By Brian Homewood
One of the most powerful and enduring World Cup photographs depicts Diego Maradona in possession of the ball, confronted by a posse of six panic-stricken Belgian defenders.
Thirty-two years after the picture was taken, Lionel Messi is set to sow similar terror into the Belgian defence as they face Argentina in Saturday’s World Cup quarter-final in Brasilia.
Argentina are attempting to pass the quarter-finals stage for the first time since 1990 and their supporters are wondering whether Messi can take his side all the way to the title, just as Diego Maradona did for Argentina in 1986.
The Belgian connection has led to more comparisons between Maradona and Messi and the extent to which they carry their respective teams.
Although Belgium went on to win the match in which the photograph was taken, Maradona came back to haunt them four years later in 1986 when he scored both goals in a 2-0 semi-final win for Argentina, the second with an amazing run right through the centre of their defence.
Saturday’s meeting at the Brasilia national stadium, in the dusty, arid centre of Brazil, will be the first since that game in Mexico City.
Messi’s brilliance has been enough to get Argentina past Bosnia, Iran, Nigeria and Switzerland, but the Belgians, who are improving with every game, are a different proposition altogether.
Argentina will need some greater variety in attack, and maybe get more players forward, if they are to end their 24-year wait for a semi-final place.
Their second round win over Switzerland was basically a win for persistence when Angel Di Maria finally broke through at the end of extra-time, putting the finishing touch to a brilliant Messi run.
Alejandro Sabella’s team had spent two hours trying to break down the resolute Swiss defence with basically the same method which involved Messi, Di Maria and Ezequiel Lavezzi running at defenders, then sending a cross into the area for the head of Gonzalo Higuain.
There were precious few quick-passing exchanges to open up the Swiss and the midfield pair of Javier Mascherano and Fernando Gago were an almost entirely destructive presence.
This meant that the over-worked Messi had to start most moves himself, often coming into his own half to pick up the ball.
With fullbacks Pablo Zabaleta and Marcos Rojo often staying put, Argentina found themselves outnumbered by Swiss defenders although they avoided getting caught out on the break.
Messi’s form has been a stark contrast to his ineffective fellow forwards.
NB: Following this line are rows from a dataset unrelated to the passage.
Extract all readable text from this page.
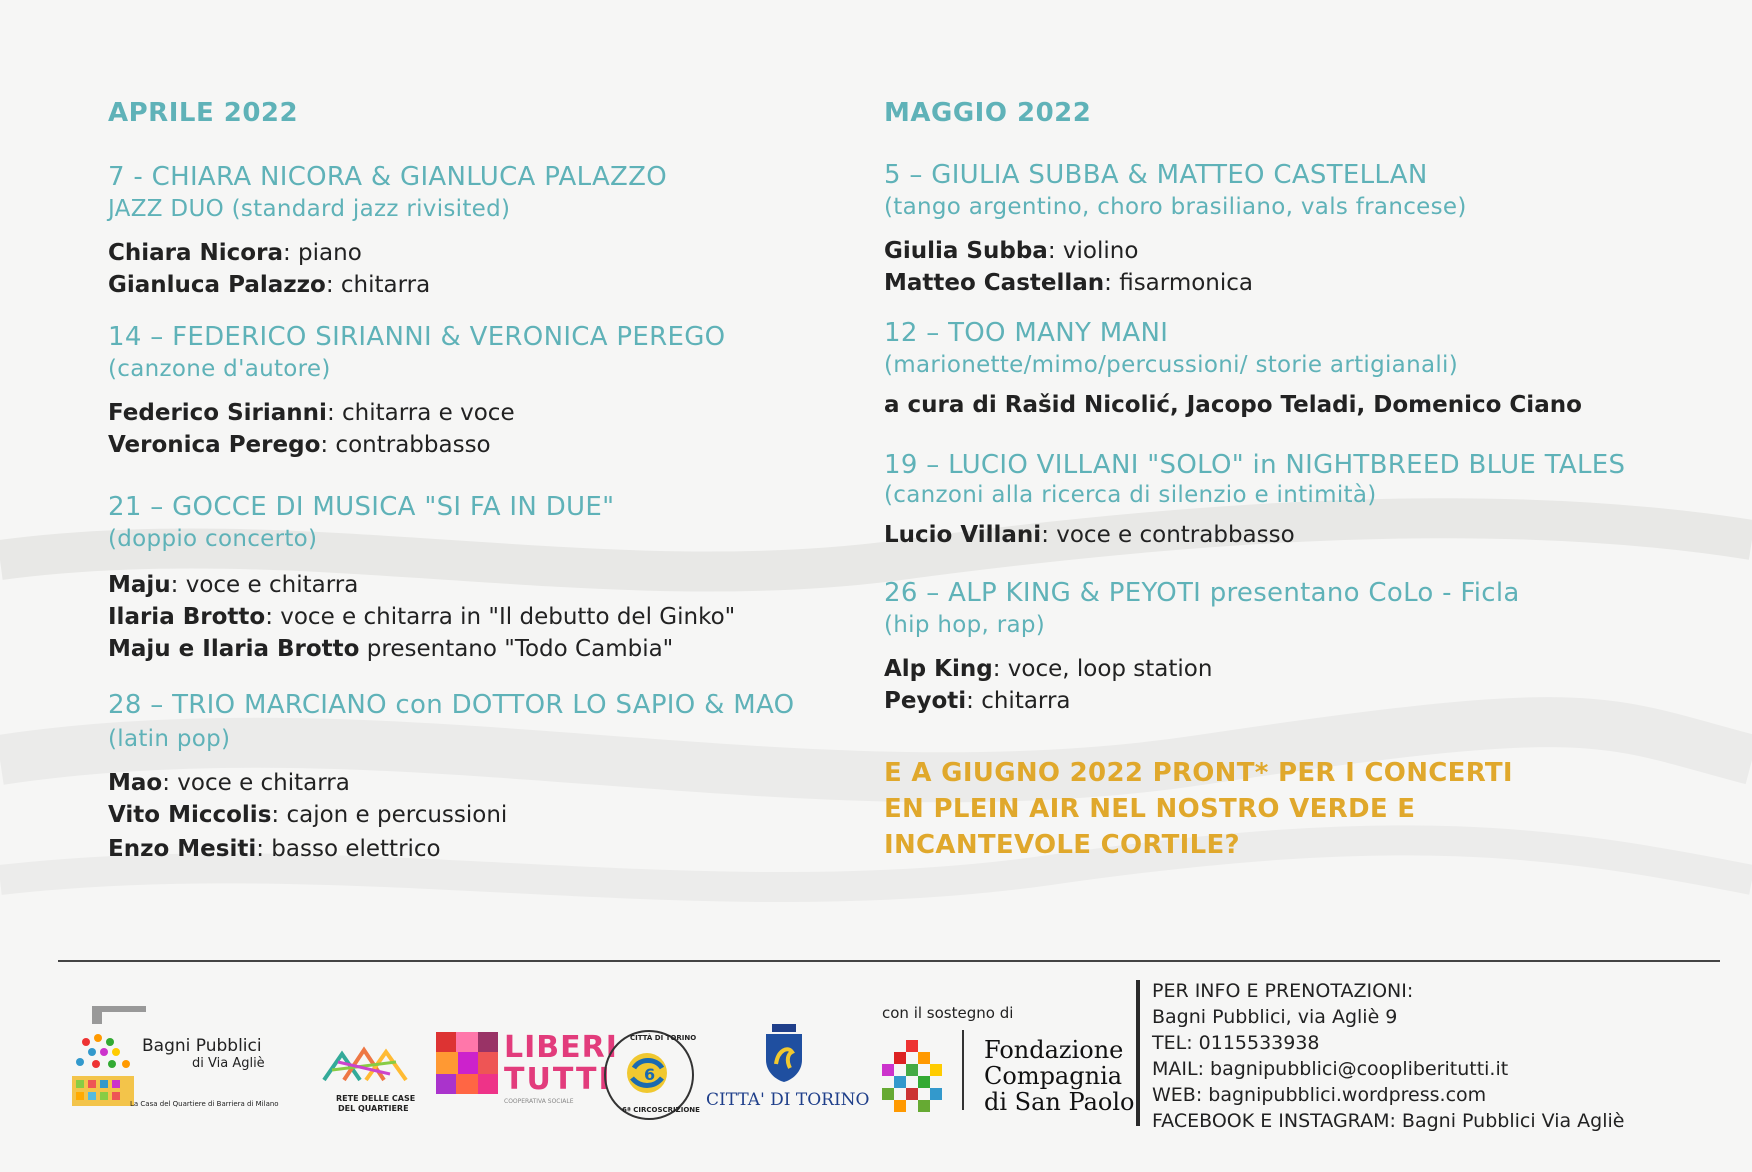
APRILE 2022
7 - CHIARA NICORA & GIANLUCA PALAZZO
JAZZ DUO (standard jazz rivisited)
Chiara Nicora: piano
Gianluca Palazzo: chitarra
14 – FEDERICO SIRIANNI & VERONICA PEREGO
(canzone d'autore)
Federico Sirianni: chitarra e voce
Veronica Perego: contrabbasso
21 – GOCCE DI MUSICA "SI FA IN DUE"
(doppio concerto)
Maju: voce e chitarra
Ilaria Brotto: voce e chitarra in "Il debutto del Ginko"
Maju e Ilaria Brotto presentano "Todo Cambia"
28 – TRIO MARCIANO con DOTTOR LO SAPIO & MAO
(latin pop)
Mao: voce e chitarra
Vito Miccolis: cajon e percussioni
Enzo Mesiti: basso elettrico
MAGGIO 2022
5 – GIULIA SUBBA & MATTEO CASTELLAN
(tango argentino, choro brasiliano, vals francese)
Giulia Subba: violino
Matteo Castellan: fisarmonica
12 – TOO MANY MANI
(marionette/mimo/percussioni/ storie artigianali)
a cura di Rašid Nicolić, Jacopo Teladi, Domenico Ciano
19 – LUCIO VILLANI "SOLO" in NIGHTBREED BLUE TALES
(canzoni alla ricerca di silenzio e intimità)
Lucio Villani: voce e contrabbasso
26 – ALP KING & PEYOTI presentano CoLo - Ficla
(hip hop, rap)
Alp King: voce, loop station
Peyoti: chitarra
E A GIUGNO 2022 PRONT* PER I CONCERTI
EN PLEIN AIR NEL NOSTRO VERDE E
INCANTEVOLE CORTILE?
Bagni Pubblici
di Via Agliè
La Casa del Quartiere di Barriera di Milano
RETE DELLE CASE
DEL QUARTIERE
LIBERI
TUTTI
COOPERATIVA SOCIALE
CITTÀ DI TORINO
6ª CIRCOSCRIZIONE
6
CITTA' DI TORINO
con il sostegno di
Fondazione
Compagnia
di San Paolo
PER INFO E PRENOTAZIONI:
Bagni Pubblici, via Agliè 9
TEL: 0115533938
MAIL: bagnipubblici@coopliberitutti.it
WEB: bagnipubblici.wordpress.com
FACEBOOK E INSTAGRAM: Bagni Pubblici Via Agliè
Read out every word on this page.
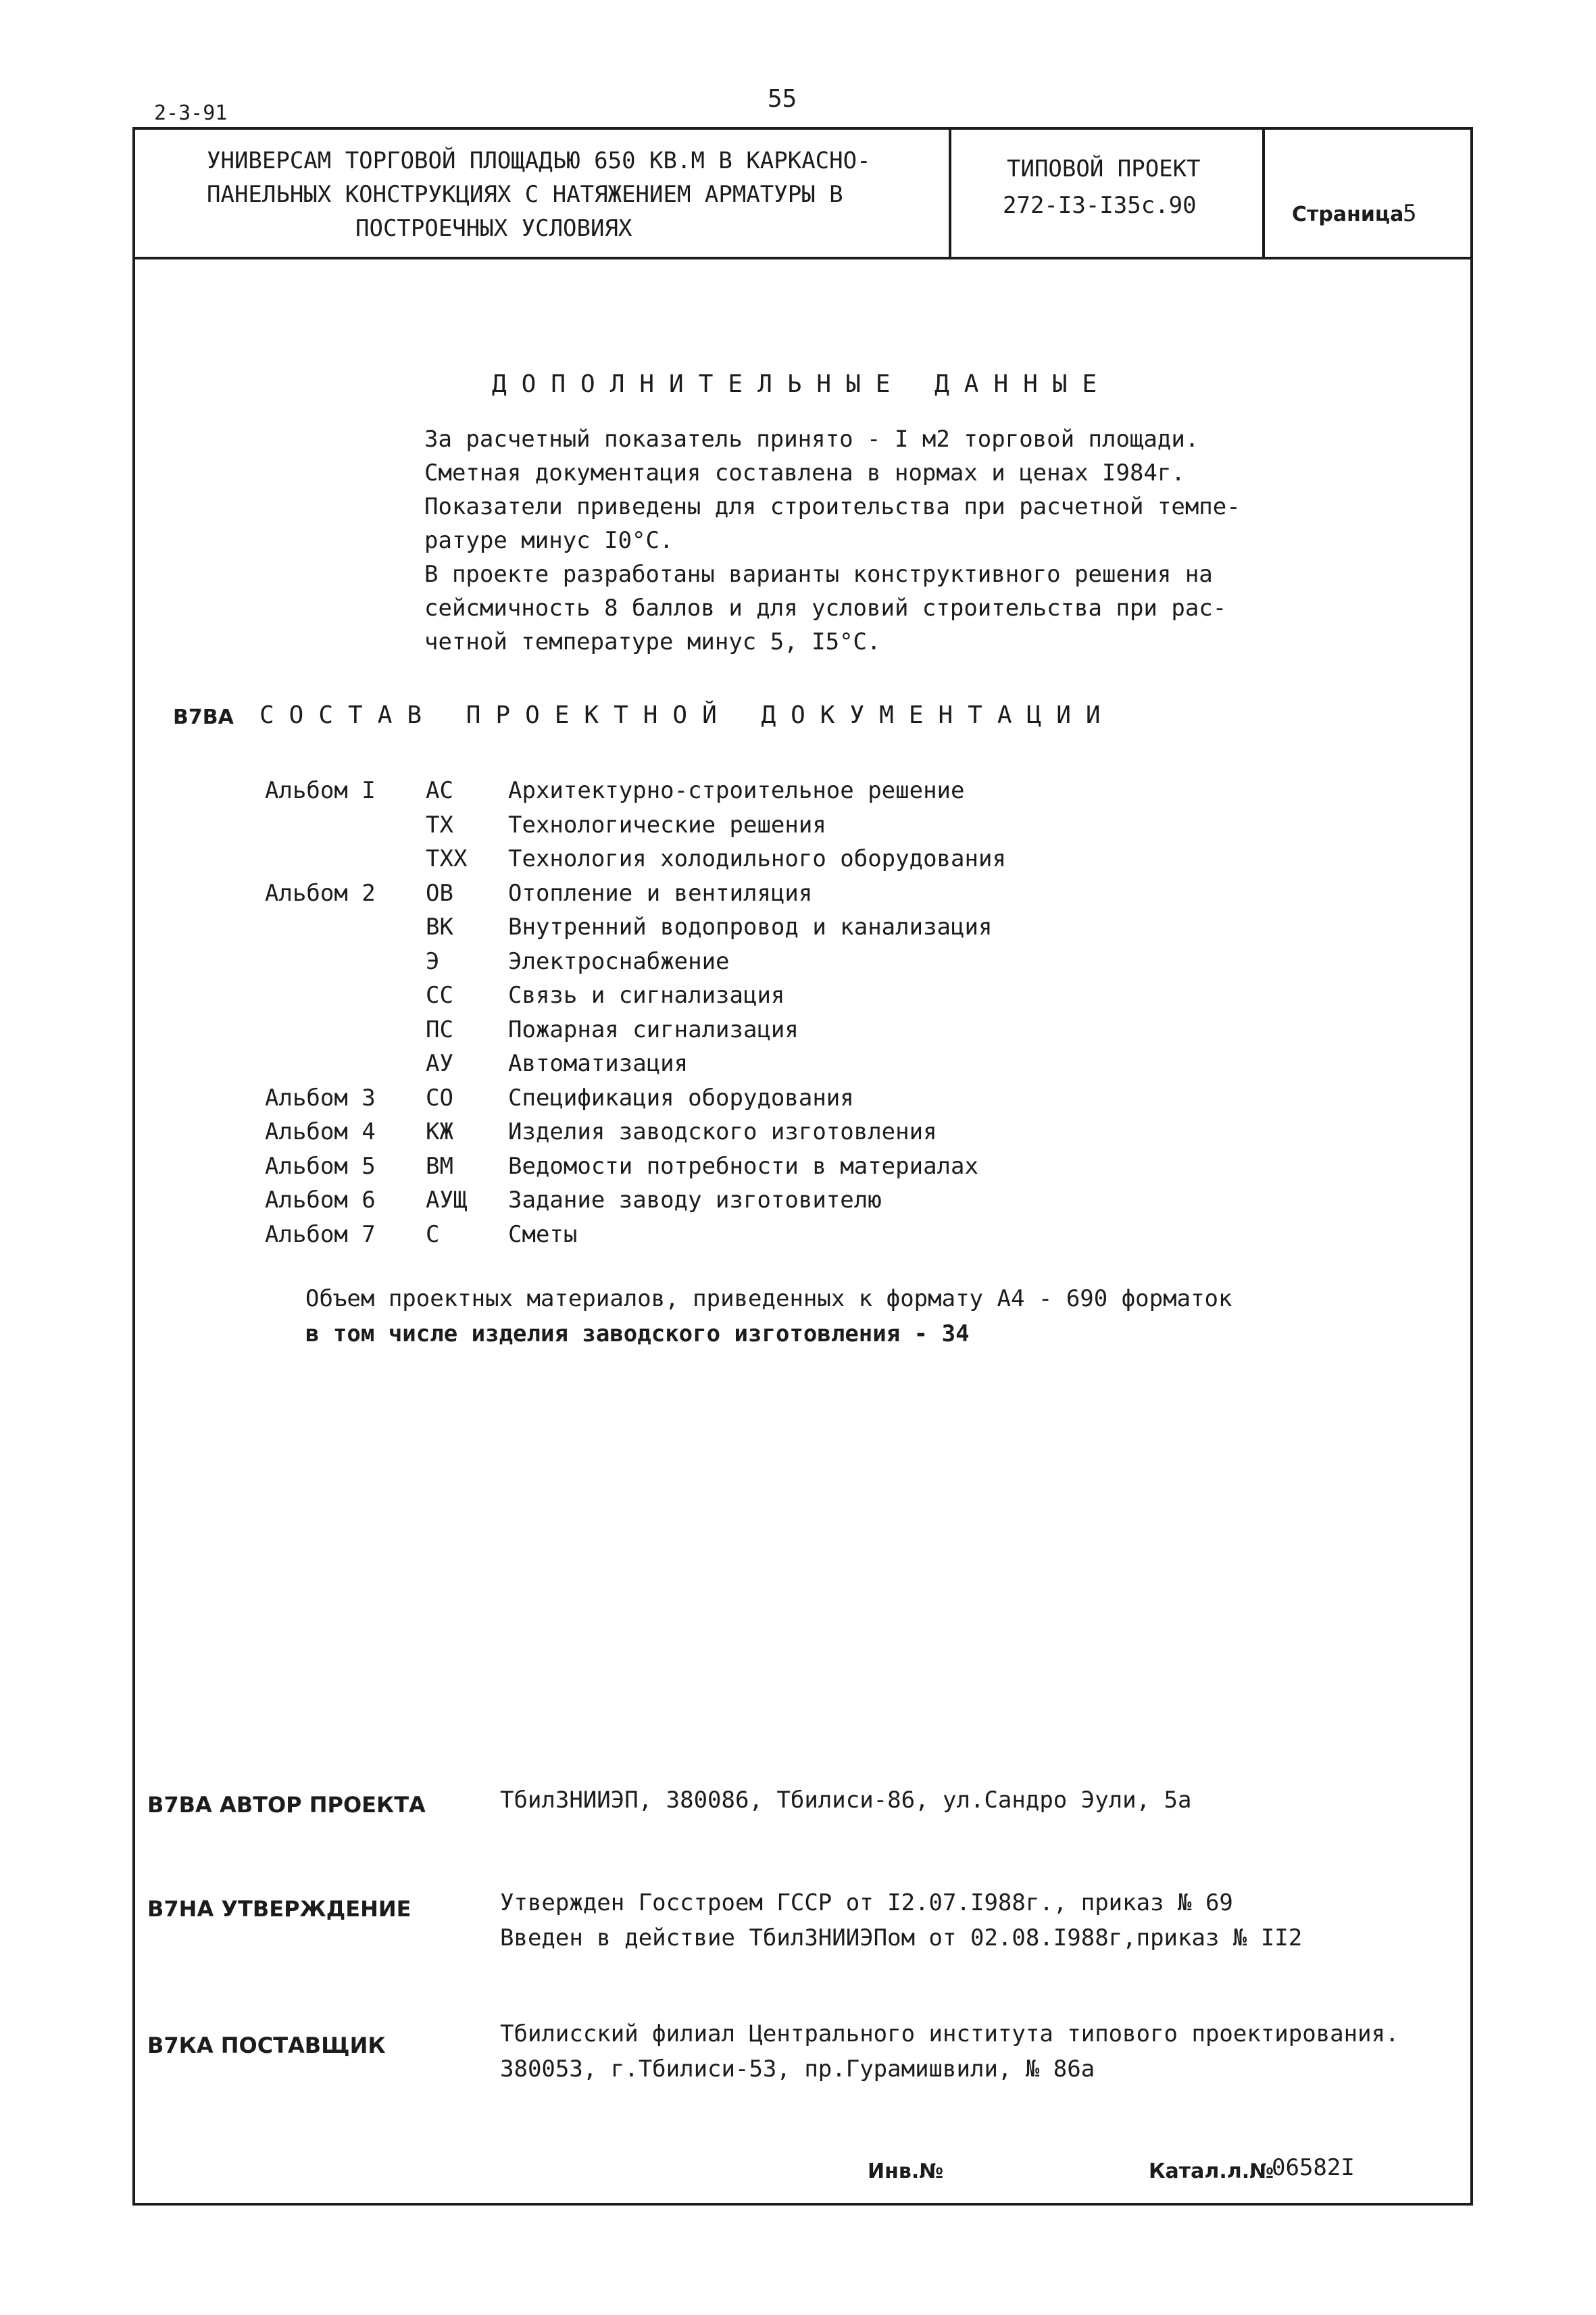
2-3-91
55
УНИВЕРСАМ ТОРГОВОЙ ПЛОЩАДЬЮ 650 КВ.М В КАРКАСНО-
ПАНЕЛЬНЫХ КОНСТРУКЦИЯХ С НАТЯЖЕНИЕМ АРМАТУРЫ В
ПОСТРОЕЧНЫХ УСЛОВИЯХ
ТИПОВОЙ ПРОЕКТ
272-I3-I35с.90	Страница
5
ДОПОЛНИТЕЛЬНЫЕ ДАННЫЕ
За расчетный показатель принято - I м2 торговой площади.
Сметная документация составлена в нормах и ценах I984г.
Показатели приведены для строительства при расчетной темпе-
ратуре минус I0°С.
В проекте разработаны варианты конструктивного решения на
сейсмичность 8 баллов и для условий строительства при рас-
четной температуре минус 5, I5°С.
В7ВА СОСТАВ ПРОЕКТНОЙ ДОКУМЕНТАЦИИ
Альбом I АС Архитектурно-строительное решение
ТХ Технологические решения
ТХХ Технология холодильного оборудования
Альбом 2 ОВ Отопление и вентиляция
ВК Внутренний водопровод и канализация
Э	Электроснабжение
СС Связь и сигнализация
ПС Пожарная сигнализация
АУ Автоматизация
Альбом 3 СО Спецификация оборудования
Альбом 4 КЖ Изделия заводского изготовления
Альбом 5 ВМ Ведомости потребности в материалах
Альбом 6 АУЩ Задание заводу изготовителю
Альбом 7 С	Сметы
Объем проектных материалов, приведенных к формату А4 - 690 форматок
в том числе изделия заводского изготовления - 34
В7ВА АВТОР ПРОЕКТА	ТбилЗНИИЭП, 380086, Тбилиси-86, ул.Сандро Эули, 5а
В7НА УТВЕРЖДЕНИЕ	Утвержден Госстроем ГССР от I2.07.I988г., приказ № 69
Введен в действие ТбилЗНИИЭПом от 02.08.I988г,приказ № II2
В7КА ПОСТАВЩИК	Тбилисский филиал Центрального института типового проектирования.
380053, г.Тбилиси-53, пр.Гурамишвили, № 86а
Инв.№	Катал.л.№
06582I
Higuain and Rodrigo Palacio have yet to score, Sergio Aguero has already gone home because of injury and Di Maria was guilty of giving the ball away routinely against the Swiss before his goal.
Belgium, making their first quarter-final appearance since 1986, are cranking into gear and followed their three sluggish group stage wins with a far more impressive display against the United States in a breathless second-round match.
Coach Marc Wilmots said his side had already learned a lot from watching the Swiss.
“We are not working on Messi, we’ll be challenging Argentina as a block. Switzerland showed how to play against them, they had a very good game,” he said
“I saw an Argentina side playing with three centre backs, two fullbacks pressing up high and Di Maria given a free reign. But I also saw a lack of balance at times.”
Defender Vincent Kompany believed his team could exploit Argentina’s willingness to push forward. “If they decide to play their usual attacking game, we’ll have a pretty good chance against them,” he said.